Important Considerations:

  • Spacing Adjustments:
    • For a fuller look, you might plant slightly closer than the recommended spacing.
    • Consider the plant's growth habit (spreading, clumping, upright). Adjust spacing to accommodate how the plant naturally fills space.
  • Partial Circles: When planting in a pie-shaped area, visualize how the plants will fit the curve.

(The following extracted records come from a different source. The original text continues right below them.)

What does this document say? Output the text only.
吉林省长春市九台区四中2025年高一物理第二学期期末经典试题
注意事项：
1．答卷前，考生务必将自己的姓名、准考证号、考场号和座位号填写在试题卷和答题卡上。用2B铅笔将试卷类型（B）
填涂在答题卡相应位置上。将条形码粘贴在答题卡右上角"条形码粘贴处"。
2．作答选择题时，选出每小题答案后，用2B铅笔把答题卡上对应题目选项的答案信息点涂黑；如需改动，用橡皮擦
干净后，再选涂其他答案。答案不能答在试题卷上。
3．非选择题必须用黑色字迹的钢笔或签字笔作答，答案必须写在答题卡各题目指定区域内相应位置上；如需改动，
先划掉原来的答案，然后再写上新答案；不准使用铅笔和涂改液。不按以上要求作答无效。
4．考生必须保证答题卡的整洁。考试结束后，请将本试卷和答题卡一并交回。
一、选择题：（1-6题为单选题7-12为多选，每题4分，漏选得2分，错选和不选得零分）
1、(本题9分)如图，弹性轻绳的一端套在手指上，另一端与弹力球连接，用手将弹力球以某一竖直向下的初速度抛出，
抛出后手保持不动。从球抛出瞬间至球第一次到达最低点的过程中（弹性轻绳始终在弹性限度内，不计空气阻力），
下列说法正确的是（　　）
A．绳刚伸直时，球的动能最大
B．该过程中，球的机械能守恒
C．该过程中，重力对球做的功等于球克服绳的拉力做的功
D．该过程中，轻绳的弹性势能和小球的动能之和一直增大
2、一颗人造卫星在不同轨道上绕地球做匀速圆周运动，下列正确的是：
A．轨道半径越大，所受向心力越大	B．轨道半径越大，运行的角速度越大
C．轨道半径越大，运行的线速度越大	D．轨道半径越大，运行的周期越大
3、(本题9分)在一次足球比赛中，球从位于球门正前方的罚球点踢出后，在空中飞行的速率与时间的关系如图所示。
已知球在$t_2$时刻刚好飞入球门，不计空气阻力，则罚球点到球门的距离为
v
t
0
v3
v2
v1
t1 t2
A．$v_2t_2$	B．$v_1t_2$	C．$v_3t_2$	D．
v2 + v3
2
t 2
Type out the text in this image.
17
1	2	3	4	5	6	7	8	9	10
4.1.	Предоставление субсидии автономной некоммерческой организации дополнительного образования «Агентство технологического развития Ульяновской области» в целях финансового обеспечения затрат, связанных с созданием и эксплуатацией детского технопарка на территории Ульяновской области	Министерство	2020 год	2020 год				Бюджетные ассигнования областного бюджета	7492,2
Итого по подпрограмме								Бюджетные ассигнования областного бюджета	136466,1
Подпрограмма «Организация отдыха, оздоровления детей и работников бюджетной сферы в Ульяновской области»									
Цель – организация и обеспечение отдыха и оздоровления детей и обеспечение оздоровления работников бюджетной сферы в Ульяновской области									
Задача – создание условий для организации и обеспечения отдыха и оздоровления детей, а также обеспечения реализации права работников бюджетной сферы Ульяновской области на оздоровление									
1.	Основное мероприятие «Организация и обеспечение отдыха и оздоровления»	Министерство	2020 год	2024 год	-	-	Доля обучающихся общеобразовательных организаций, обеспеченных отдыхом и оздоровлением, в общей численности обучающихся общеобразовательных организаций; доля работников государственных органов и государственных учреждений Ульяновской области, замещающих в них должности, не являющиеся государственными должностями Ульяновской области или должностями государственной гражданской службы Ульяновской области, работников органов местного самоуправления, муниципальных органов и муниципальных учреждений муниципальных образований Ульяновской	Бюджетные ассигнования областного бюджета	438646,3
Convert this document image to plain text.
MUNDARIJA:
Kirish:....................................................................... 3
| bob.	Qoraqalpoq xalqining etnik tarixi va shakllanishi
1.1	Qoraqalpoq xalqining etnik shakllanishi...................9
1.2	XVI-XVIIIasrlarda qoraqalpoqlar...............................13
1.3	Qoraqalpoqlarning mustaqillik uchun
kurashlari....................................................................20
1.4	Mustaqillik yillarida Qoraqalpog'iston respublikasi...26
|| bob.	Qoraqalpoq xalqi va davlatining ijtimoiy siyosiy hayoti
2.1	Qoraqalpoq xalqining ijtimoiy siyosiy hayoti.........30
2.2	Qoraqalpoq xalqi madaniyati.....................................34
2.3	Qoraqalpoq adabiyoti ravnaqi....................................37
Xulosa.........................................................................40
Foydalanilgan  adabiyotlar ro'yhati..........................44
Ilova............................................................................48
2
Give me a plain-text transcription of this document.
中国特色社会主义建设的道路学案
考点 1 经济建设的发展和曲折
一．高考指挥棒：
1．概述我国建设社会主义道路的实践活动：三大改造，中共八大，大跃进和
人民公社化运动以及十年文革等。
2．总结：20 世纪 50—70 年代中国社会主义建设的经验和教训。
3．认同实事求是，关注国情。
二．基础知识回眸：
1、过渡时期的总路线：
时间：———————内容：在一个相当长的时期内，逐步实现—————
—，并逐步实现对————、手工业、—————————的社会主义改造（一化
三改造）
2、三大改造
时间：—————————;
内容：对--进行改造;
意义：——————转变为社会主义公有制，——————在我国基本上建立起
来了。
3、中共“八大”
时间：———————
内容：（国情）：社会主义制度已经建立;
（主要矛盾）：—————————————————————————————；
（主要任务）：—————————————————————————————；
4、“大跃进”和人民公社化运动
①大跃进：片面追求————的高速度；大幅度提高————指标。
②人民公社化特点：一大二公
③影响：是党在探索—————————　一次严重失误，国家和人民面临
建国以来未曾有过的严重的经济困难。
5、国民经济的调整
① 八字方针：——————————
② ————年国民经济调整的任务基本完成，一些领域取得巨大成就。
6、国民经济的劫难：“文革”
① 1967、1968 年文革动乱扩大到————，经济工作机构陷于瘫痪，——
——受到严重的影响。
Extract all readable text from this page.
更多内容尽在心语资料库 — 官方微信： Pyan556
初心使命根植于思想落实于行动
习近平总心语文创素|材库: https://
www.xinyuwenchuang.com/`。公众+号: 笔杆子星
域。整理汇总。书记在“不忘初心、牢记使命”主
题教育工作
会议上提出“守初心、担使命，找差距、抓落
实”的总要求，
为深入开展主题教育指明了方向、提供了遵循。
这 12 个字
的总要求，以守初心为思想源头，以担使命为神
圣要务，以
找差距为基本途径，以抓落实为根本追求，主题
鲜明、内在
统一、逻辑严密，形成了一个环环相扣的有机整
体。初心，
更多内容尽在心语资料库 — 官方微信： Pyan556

You may need to adjust the number slightly to achieve the desired look.
  • Staggered Planting: A staggered arrangement (like a triangular pattern) can create a more natural appearance and better ground coverage, but you'll need slightly more plants.

Tips for Success:

  • Visual Aids: Use graph paper or draw a scale diagram of your planting area to help visualize spacing and plant placement.
  • Flexibility: Be prepared to adjust your calculations slightly based on the specific plants and the overall design you want to achieve.

By following these guidelines, you can confidently calculate the number of perennials needed to create a stunning circular or partial circular planting in your garden.

Grid Spacing

Pros:

  • Easy to Plan and Visualize: Straightforward rows and columns make it simple to calculate plant needs and map out your garden design.
  • Efficient Use of Space: Maximizes planting density in a given area, especially for smaller plants.
  • Easy Access for Maintenance: Clear rows provide easy access for weeding, fertilizing, and harvesting.
  • Orderly and Formal Appearance: Creates a structured and symmetrical look, suitable for formal gardens or vegetable beds.

Cons:

  • Less Natural Look: The rigid structure can appear less natural compared to a more randomized planting scheme.
  • Potential for Overcrowding: If plants grow larger than anticipated, overcrowding can lead to poor air circulation and increased disease risk.
  • May Hinder Spreading Plants: Can restrict the natural spread of some perennials.

Triangular Spacing

Pros:

  • More Natural Appearance: The staggered arrangement mimics natural plant growth, creating a more visually appealing and less rigid look.
  • Better Ground Coverage: Plants fill in spaces more effectively, reducing weed growth and maximizing soil shading.
  • Improved Air Circulation: Reduces the risk of fungal diseases by allowing better airflow between plants.
  • Accommodates Larger Plants: Provides more space for individual plants to reach their full size and spread.

Cons:

  • More Complex Calculations: Requires a bit more effort to calculate plant numbers and spacing accurately.
  • Slightly Lower Plant Density: Compared to grid spacing, you might fit slightly fewer plants in the same area.
  • Can Be More Challenging to Maintain: Access for weeding and other tasks might be slightly less straightforward.

Which is Right for You?

The best choice depends on your priorities and the specific plants you're using:

  • Formal Gardens or Vegetable Beds: Grid spacing often works well.
  • Naturalistic Gardens or Larger Perennials: Triangular spacing is often preferred.
  • Small Plants: Grid spacing can maximize the number of plants.
  • Spreading Plants: Triangular spacing gives them room to grow.

Ultimately, the best approach is to consider the pros and cons of each method, visualize how the plants will fill the space, and choose the spacing that best suits your aesthetic preferences and gardening goals.